In the evenings we ride into Gregurievats, a mile away, and gossip there with a crowd of people. Only about seventy houses have been burnt down in this village, and much therefore remains. Until the previous November it was held by a local German garrison which First Brigade, in a lightning strike from Bosnia, had liquidated to the last man; since then, Gregurievats has become a principal seat of partisan government, and any number of interesting characters can be found there.

On a moonlit night it is pleasant to linger late in the village and then to ride slowly homeward through the dusk, well-fed, drowsy with talk, already half-asleep. Rumours of a coming enemy offensive on the Frushka Gora are reaching us with rising frequency, perhaps provoked by the ease with which we land stores on Glavitsa in full view of at least half a dozen garrisons. At first, when they heard the aircraft overhead they thought they were going to be bombed and blew all their air-raid sirens in a chorus that was lovely to hear, but afterwards they learnt better and went on sleeping, aware only that the partisans in the Frushka Gora, those blood-thirsty Bolsheviks, were stronger by a few more machine-guns, mortars, bags of high explosive, and anything else the Allies could think of sending them.
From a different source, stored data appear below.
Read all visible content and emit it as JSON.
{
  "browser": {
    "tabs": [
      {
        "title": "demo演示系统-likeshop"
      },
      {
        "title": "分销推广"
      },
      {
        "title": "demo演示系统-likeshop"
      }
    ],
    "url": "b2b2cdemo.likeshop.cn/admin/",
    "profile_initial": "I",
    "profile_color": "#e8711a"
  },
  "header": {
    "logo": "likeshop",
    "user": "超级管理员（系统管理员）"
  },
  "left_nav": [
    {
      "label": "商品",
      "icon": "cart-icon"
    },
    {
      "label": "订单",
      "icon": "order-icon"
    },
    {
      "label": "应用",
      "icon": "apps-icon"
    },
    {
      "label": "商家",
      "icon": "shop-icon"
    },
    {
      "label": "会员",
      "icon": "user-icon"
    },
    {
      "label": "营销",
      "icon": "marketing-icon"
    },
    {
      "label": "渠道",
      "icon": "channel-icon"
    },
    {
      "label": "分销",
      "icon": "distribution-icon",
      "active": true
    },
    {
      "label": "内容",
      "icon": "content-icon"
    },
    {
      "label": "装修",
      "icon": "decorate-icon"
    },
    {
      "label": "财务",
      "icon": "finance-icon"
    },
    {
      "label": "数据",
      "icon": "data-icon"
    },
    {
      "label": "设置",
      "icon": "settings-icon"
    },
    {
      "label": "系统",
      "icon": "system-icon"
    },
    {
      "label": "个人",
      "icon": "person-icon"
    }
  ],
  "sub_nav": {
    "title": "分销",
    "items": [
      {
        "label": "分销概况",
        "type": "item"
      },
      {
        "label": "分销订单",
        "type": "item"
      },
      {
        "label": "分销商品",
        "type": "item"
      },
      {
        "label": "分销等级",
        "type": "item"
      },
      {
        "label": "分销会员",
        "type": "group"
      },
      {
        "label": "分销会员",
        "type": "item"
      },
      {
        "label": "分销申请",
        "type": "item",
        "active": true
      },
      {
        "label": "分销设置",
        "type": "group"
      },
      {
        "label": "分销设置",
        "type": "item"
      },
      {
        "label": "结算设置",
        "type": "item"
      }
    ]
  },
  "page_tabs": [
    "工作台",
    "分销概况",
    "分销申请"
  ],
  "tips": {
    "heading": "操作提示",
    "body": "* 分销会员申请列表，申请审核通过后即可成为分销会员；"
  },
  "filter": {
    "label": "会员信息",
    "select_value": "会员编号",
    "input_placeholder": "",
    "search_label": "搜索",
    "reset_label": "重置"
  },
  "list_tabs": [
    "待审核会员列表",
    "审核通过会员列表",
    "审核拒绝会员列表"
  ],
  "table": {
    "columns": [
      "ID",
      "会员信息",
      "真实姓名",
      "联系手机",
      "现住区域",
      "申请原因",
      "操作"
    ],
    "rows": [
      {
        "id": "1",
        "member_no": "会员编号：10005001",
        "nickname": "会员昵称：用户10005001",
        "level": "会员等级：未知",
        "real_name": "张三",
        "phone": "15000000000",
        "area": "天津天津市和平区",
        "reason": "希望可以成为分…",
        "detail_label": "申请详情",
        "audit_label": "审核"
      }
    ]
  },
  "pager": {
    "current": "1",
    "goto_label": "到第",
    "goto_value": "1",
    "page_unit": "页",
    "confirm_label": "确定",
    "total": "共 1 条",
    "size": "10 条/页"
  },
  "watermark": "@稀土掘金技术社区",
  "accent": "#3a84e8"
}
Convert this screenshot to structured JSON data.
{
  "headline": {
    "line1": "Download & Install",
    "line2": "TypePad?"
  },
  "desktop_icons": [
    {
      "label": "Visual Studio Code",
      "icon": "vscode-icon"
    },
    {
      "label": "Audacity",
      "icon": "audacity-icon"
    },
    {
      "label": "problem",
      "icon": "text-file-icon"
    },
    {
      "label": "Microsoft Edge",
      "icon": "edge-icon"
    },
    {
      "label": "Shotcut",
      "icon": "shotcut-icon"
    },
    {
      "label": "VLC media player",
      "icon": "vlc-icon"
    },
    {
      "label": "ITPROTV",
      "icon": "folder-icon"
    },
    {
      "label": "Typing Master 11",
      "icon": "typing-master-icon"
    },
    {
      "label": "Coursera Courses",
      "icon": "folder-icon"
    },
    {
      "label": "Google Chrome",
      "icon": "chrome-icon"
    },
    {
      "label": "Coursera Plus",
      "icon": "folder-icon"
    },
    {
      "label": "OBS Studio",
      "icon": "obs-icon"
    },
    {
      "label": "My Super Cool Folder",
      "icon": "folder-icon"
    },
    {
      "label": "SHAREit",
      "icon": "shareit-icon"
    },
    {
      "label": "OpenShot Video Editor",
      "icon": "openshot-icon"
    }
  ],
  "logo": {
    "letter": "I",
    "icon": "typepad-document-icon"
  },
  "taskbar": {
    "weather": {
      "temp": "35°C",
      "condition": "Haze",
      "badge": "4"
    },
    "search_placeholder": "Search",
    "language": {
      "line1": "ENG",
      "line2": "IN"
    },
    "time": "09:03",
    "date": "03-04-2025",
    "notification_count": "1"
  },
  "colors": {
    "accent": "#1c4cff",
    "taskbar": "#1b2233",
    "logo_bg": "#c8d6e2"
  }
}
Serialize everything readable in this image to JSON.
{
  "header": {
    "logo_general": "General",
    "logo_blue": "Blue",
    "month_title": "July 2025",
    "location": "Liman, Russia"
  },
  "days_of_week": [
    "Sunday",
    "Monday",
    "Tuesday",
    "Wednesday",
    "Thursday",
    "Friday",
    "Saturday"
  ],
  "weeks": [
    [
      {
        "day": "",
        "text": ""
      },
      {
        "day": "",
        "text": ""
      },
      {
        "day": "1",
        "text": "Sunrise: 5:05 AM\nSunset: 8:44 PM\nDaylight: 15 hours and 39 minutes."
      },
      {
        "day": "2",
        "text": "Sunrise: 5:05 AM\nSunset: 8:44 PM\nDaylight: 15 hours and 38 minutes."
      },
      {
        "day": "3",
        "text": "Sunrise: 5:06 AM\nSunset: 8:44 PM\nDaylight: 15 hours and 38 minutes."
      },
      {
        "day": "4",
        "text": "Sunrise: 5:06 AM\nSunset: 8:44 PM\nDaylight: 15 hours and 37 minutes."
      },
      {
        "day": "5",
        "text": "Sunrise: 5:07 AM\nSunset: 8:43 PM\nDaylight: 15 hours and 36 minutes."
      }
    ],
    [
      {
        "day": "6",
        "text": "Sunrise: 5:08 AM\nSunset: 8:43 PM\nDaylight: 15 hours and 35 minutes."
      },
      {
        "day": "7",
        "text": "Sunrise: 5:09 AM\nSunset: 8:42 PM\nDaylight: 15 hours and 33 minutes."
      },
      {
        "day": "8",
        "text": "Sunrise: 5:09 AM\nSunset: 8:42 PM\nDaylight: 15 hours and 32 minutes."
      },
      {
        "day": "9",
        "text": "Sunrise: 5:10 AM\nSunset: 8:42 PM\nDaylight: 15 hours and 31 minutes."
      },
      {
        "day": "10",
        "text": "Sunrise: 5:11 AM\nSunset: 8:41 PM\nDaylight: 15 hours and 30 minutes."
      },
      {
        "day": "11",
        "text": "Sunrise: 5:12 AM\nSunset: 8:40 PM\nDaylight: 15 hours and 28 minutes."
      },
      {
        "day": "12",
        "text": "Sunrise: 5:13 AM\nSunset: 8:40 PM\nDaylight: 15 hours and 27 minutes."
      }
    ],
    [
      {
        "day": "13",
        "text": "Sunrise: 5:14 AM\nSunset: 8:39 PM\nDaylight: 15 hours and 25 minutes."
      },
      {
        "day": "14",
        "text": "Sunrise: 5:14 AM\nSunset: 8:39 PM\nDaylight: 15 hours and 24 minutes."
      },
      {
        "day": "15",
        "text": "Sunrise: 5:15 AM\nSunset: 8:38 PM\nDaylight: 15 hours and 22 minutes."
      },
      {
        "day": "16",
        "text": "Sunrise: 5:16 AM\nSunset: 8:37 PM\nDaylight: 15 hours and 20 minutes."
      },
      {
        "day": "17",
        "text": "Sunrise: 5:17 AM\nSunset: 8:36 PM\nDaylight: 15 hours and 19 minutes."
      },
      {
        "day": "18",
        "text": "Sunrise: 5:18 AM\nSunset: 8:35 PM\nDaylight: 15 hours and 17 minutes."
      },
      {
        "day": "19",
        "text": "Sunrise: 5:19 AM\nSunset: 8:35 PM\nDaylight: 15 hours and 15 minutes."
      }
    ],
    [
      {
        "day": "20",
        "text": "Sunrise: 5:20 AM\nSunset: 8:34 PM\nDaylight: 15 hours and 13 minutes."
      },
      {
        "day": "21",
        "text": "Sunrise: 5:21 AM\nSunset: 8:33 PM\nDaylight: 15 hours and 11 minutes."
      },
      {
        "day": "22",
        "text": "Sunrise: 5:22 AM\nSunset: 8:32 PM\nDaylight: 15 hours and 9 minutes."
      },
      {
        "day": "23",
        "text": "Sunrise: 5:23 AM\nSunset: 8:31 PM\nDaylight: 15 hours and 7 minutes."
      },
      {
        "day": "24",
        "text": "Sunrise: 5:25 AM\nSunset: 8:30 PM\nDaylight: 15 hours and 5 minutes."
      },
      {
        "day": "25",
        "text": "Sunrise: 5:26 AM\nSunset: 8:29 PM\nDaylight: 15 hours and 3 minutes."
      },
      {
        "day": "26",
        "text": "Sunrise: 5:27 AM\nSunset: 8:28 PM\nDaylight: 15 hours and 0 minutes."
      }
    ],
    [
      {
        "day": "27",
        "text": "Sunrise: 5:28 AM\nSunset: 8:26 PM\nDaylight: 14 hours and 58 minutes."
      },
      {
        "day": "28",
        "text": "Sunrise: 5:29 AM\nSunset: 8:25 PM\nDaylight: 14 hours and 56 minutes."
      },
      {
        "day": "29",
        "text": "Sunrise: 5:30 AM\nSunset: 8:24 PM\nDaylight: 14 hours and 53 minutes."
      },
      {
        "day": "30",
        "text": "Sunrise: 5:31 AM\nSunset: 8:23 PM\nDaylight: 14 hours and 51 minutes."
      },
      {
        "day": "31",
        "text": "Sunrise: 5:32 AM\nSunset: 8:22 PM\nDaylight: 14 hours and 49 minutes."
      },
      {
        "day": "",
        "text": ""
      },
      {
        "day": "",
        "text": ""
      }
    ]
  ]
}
These rumours of a coming offensive are not yet sufficiently precise to cause us alarm, and our work goes on, ignoring them, at full speed.

As we pass the sand quarry outside Gregurievats where two hundred and fifty Serbs are buried we turn in our saddles and look back. The forest of vine-sticks that runs back from behind the little quarry is silhouetted by the afterglow in the western sky. The vine-sticks are like so many crosses.